One recent study from Yale University found that vanillin — an extract of the vanilla bean — transforms into chemicals called acetals when aerosolized. Those chemicals, the researchers said, may be especially irritating to the lungs and cause damage when inhaled.
Nicotine, THC and CBD
Nicotine is the highly addictive ingredient in regular cigarettes, and it can have an impact on teenage brains that are still developing. By itself, it's not known to be carcinogenic, but some lab research has suggested nicotine could promote tumor growth.
And the American Heart Association says nicotine can cause an increase in blood pressure, heart rate and a narrowing of the arteries, as well as increase the risk of a heart attack.
CBD has been marketed as a potential treatment for a variety of health problems, including insomnia, anxiety and chronic pain. However the majority of those claims remain unproven. There have been a few small studies on CBD, but they were not the large, robust clinical trials needed to prove that a compound is either safe or effective.
Even less is known about the effect of vaping THC. But THC vapes have been implicated in many of the respiratory illnesses reported nationwide recently, and health officials have urged consumers to stay away from them.
E-cigarettes produce an aerosol by heating the e-liquid with metal coils. Those metal coils can be composed of a variety of substances, including an alloy of iron, chromium and aluminum called kanthal, or a combination of nickel and chromium.
A Johns Hopkins study released in 2018 found those metals leach into vaping aerosol at dangerous levels. "Our findings indicate that e-cigarettes are a potential source of exposure to toxic metals (chromium, nickel and lead), and to metals that are toxic when inhaled (manganese and zinc)."

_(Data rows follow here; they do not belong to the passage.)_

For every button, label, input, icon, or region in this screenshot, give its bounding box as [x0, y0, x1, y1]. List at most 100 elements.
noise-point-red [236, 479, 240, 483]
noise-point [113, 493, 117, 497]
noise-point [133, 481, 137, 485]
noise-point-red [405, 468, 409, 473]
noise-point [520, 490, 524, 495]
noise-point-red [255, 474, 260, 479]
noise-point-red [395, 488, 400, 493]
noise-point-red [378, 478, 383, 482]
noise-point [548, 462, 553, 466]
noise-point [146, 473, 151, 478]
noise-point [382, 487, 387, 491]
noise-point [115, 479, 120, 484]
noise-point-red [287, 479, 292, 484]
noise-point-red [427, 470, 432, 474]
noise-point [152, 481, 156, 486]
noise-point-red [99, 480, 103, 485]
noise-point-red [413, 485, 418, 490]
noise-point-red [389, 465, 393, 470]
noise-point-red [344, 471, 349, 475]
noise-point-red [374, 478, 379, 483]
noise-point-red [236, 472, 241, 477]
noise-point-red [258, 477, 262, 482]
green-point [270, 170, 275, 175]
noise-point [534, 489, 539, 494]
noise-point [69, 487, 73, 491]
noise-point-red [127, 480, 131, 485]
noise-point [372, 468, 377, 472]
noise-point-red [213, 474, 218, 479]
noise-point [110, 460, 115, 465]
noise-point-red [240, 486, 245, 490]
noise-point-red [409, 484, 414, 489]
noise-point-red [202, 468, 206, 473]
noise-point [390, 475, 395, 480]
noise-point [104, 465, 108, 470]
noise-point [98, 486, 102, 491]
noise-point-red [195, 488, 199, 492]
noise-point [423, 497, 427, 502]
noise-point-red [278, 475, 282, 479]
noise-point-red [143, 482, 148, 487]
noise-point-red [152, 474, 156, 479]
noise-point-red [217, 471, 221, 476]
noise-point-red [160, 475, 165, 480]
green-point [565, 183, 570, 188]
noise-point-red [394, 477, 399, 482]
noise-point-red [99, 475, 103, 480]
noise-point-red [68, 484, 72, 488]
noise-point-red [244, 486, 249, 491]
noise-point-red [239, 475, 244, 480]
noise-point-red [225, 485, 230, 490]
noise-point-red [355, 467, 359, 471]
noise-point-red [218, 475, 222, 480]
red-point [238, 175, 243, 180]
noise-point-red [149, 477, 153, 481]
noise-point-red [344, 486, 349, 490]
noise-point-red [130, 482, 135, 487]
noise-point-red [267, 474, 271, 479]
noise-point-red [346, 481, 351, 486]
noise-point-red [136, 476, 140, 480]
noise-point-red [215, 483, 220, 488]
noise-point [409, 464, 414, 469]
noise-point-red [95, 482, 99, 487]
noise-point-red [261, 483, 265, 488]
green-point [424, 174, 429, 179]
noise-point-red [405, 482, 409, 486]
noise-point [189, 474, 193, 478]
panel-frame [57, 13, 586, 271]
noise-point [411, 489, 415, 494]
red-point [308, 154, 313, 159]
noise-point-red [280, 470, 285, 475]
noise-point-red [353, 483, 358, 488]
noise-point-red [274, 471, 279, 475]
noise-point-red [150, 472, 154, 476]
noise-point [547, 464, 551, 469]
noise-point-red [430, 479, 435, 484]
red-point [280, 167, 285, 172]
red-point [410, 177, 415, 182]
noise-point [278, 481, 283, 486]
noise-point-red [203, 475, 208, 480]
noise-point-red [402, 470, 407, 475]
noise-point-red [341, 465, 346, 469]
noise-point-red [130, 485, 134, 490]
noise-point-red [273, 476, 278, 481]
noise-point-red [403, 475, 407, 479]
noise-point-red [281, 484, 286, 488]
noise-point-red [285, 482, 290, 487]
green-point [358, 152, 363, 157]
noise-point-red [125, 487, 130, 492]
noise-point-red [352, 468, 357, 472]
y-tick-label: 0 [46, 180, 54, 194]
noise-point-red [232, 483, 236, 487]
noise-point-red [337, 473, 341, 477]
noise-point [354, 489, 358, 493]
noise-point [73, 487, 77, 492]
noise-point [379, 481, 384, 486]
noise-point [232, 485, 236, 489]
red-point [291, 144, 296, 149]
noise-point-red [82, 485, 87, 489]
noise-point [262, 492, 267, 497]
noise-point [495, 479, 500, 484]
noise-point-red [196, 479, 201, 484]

It's unclear whether some other kind of toxic chemical or pesticide has found its way into the supply of e-liquids. It's also unknown whether heating e-liquids leads to the formation of other compounds not yet documented. And concern is growing that contaminants in counterfeit or street vapes could be behind the illnesses.
The FDA is testing about 80 product samples from patients who developed respiratory illnesses after vaping, but has not yet released results from those tests. The agency said that although no single product or ingredient has been found in all of the cases, many patients had reported vaping THC and other cannabis-based substances.
Last week, the FDA and CDC warned the public not to buy vapes or vape ingredients on the street, and said "e-cigarette products should not be used by youth, young adults, pregnant women, as well as adults who do not currently use tobacco products."